The important thing is to realize your limitations, and become well-versed in whatever specialty you decide on.

Good luck!

Specializes in Hospital Education Coordinator.

only you can decide if it is "OK". There are no rules in that area. Personally, I believe the patient care you described would be exhausting to anyone, physically and emotionally.

Yes, it's ok to like certain aspects and not like others. It's called being human.

We are not necessarily called to be martyrs. It's ok to enjoy your work and it's natural to want to avoid aspects of work that make you uncomfortable and unhappy.

It might help you learn to be more comfortable if you figure out why you are feeling ill at ease with certain types of patients. Maybe not. What hopefully will help you is to understand and accept that God has put us on this planet for a reason, in a certain condition, with certain events in each life, easy or hard, happy or sad. He wants us to always look to Him for sustenance and succor, even if He withholds explanations. He wants us to honor Him, thereby each other and ourselves. He works miracles and blessings out of the most impossible material. He lives in and likes to stay in, abide in, our praises.

Take your worries and fears and repulsions and frustrations and anger all to Him in prayer. Just talk to Him. Consult your priest, rabbi, minister, imam, yogi, or other spiritual leader for help, talk to your mom or your best friend. What you are feeling is so completely normal and it isn't something to be ashamed of or that you have to carry alone.

We see a lot of very sad things in Nursing. Some of it hurts for years afterwards. Some of it causes us to decide we are not going to work at the bedside, rather in the OR or PACU or another area where we see happier things and only briefly get in touch with patients. You might need to work the OR now but be drawn to the burn unit later on when you are older, more mature, not so scared.

Just be true to yourself, trust your feelings and leanings.

Specializes in Geriatrics/Retirement Residence.

I think it's perfectly Okay!

I for example don't realy like old people, no offence to anyone :rolleyes: and the whole end of life, LTC stuff. It makes me depressed just to think about it. But I love the other end of the spectrum, I love babies, kids, and women/maternal health.:o I'm interested in getting into maternity, OB/GYN, L&D, perinatal, NICU, PICU and all this good stuff :D. I know I'll have to deal with the other end of the spectrum at least in nursing school (starting in Sept), and I can handle it,it's okay, but I don't have to like or really enjoy it.

It's perfectly okay to not like certain aspect/area/specialty of nursing! You're human, and you are entitled to your likes/dislikes! :rolleyes: And it's good because in nursing you can do so many different things, there's soooooo many specialties :p and different types of jobs! Someone who works in public health/community nursing in no less of a nurse than a nurse in OR, Oncology, Neuro, or any other specialty!

You don't have to like every specialty in orded to be a good nurse! :) And no offence, but your BF doesn't know what he's talking about:uhoh3:... You just need to fing your niche!
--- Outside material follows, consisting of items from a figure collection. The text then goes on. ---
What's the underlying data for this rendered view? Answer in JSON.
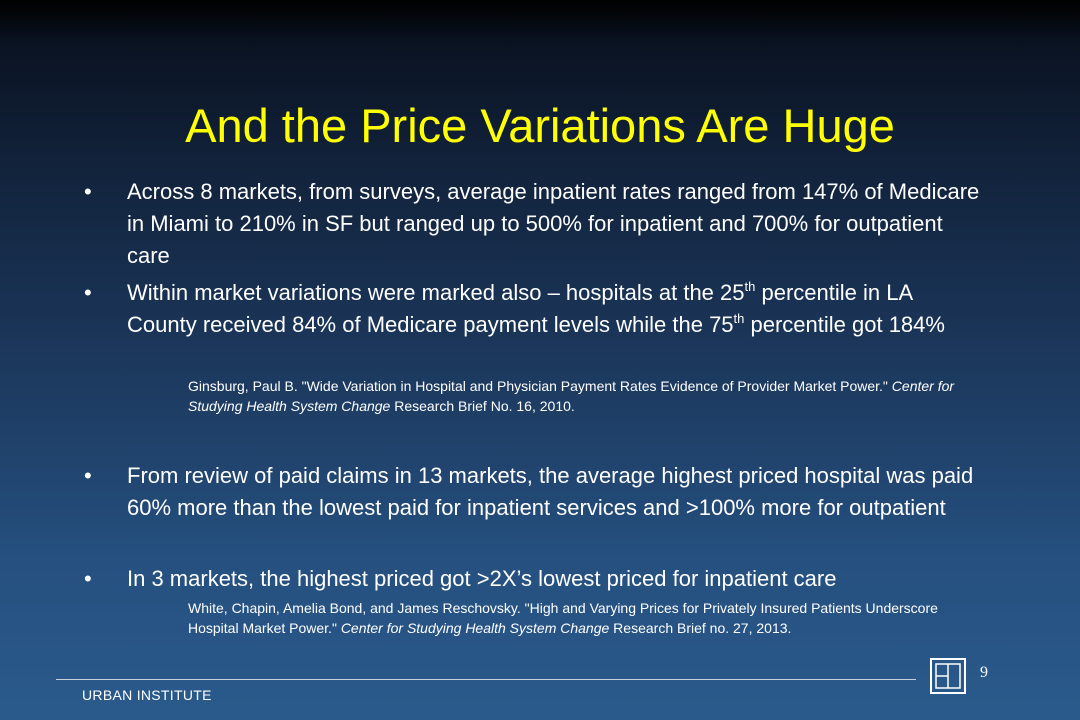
{
  "slide": {
    "title": "And the Price Variations Are Huge",
    "bullet_char": "•",
    "bullets_group1": [
      {
        "text": "Across 8 markets, from surveys, average inpatient rates ranged from 147% of Medicare in Miami to 210% in SF but ranged up to 500% for inpatient and 700% for outpatient care"
      },
      {
        "part1": "Within market variations were marked also – hospitals at the 25",
        "sup1": "th",
        "part2": " percentile in LA County received 84% of Medicare payment levels while the 75",
        "sup2": "th",
        "part3": " percentile got 184%"
      }
    ],
    "citation1": {
      "text1": "Ginsburg, Paul B. \"Wide Variation in Hospital and Physician Payment Rates Evidence of Provider Market Power.\" ",
      "italic": "Center for Studying Health System Change",
      "text2": " Research Brief No. 16, 2010."
    },
    "bullets_group2": [
      {
        "text": "From review of paid claims in 13 markets, the average highest priced hospital was paid 60% more than the lowest paid for inpatient services and >100% more for outpatient"
      },
      {
        "text": "In 3 markets, the highest priced got >2X’s lowest priced for inpatient care"
      }
    ],
    "citation2": {
      "text1": "White, Chapin, Amelia Bond, and James Reschovsky. \"High and Varying Prices for Privately Insured Patients Underscore Hospital Market Power.\" ",
      "italic": "Center for Studying Health System Change",
      "text2": " Research Brief no. 27, 2013."
    },
    "footer": {
      "org": "URBAN INSTITUTE",
      "page_number": "9",
      "logo_icon": "urban-institute-logo-icon"
    },
    "colors": {
      "title": "#ffff00",
      "text": "#ffffff"
    }
  }
}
Good luck.:)

it's all right, that's what is great about nursing, lots of ways to be a nurse.

Yes, I think it is definitely OK and quite normal. This is the exact reason why I couldn't do LTC nursing. I'm similar to you, I will be starting a MEPN program in August, but right now I'm getting my CNA/HHA certificates so I can work during nursing school - but as I complete my clinicals at the nursing home, I come to realize that I cannot handle seeing residents completely unable to do anything for themselves. Too of my main residents that I'm assigned to during clinicals cannot talk or walk and one, she tries so hard to communicate but she just can't. The frustration that I see in her eyes breaks my heart. Blood, feces, pressure ulcers, I'm getting used to, but this I cannot. So yes, I know EXACTLY where you are coming from!

Specializes in Med/Surg, Geriatrics.

I HATE neuro nursing.

Also do not care for:

psych

ob-gyn or any aspect of women's health

oncology

So feel free to dislike and go find what you do like.